Loading SnS2 nanosheets decorated with MoS2 nanoparticles on a flake-shaped g-C3N4 network for enhanced photocatalytic performance

Abstract

Despite the significant amount of research in the field of graphitic carbon nitride (g-C₃N₄) photocatalysis, there is still a long way to develop a g-C₃N₄-based composite photocatalyst with high visible light utilization, multiple active sites, and outstanding carrier separation and transfer efficiency, which are the key factors to obtain high photocatalytic performance. To address these goals, a ternary g-C₃N₄/MoS₂/SnS₂ heterojunction was successfully fabricated for the first time by loading SnS₂ nanosheets dotted with MoS₂ nanoparticles on a flake-shaped g-C₃N₄ network. The influence of different SnS₂/MoS₂ contents on the photocatalytic efficiency of the hybrid photocatalyst has been investigated.

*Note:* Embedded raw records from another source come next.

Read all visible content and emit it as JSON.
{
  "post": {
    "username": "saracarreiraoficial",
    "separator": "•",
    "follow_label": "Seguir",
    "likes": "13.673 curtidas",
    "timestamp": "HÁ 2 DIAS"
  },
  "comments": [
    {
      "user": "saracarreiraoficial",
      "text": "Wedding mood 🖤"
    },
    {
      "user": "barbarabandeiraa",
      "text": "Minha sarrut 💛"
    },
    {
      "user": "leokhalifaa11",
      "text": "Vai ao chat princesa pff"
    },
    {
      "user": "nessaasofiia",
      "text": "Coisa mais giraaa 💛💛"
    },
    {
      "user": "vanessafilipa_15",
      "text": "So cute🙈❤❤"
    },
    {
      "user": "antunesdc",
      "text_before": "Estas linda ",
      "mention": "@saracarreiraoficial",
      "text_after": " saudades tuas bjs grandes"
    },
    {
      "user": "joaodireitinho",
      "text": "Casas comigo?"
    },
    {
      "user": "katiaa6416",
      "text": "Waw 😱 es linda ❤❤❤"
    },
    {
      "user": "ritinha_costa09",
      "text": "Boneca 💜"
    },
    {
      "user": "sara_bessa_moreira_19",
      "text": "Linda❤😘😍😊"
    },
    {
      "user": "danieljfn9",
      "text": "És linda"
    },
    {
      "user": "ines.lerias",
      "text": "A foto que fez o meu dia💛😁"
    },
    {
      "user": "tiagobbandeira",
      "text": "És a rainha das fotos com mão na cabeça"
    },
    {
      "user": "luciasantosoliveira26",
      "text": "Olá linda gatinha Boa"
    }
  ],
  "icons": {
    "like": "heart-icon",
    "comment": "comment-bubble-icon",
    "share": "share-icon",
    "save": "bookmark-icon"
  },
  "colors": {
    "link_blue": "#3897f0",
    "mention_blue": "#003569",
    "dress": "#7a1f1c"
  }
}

The results revealed that the ternary composite with a SnS₂/MoS₂ mass ratio of 20% exhibited the best photocatalytic activity. The degradation rate of rhodamine B reaches 100% within 60 min and the adsorption rate was less than 20%, with the overall performance being significantly superior to many composite photocatalysts based on g-C₃N₄ reported in recent literature reports. The increase in activity should be attributed to the improvement in visible light absorption, the increase in active sites introduced by the exposed edges of MoS₂ nanoparticles, and the effective charge separation and transfer arising from a unique photo-generated carrier transfer pathway different from the common type II or type Z schemes. The current ternary composite photocatalyst not only exhibited outstanding photocatalytic performance, but also had excellent cycle stability, thus indicating a bright application prospect.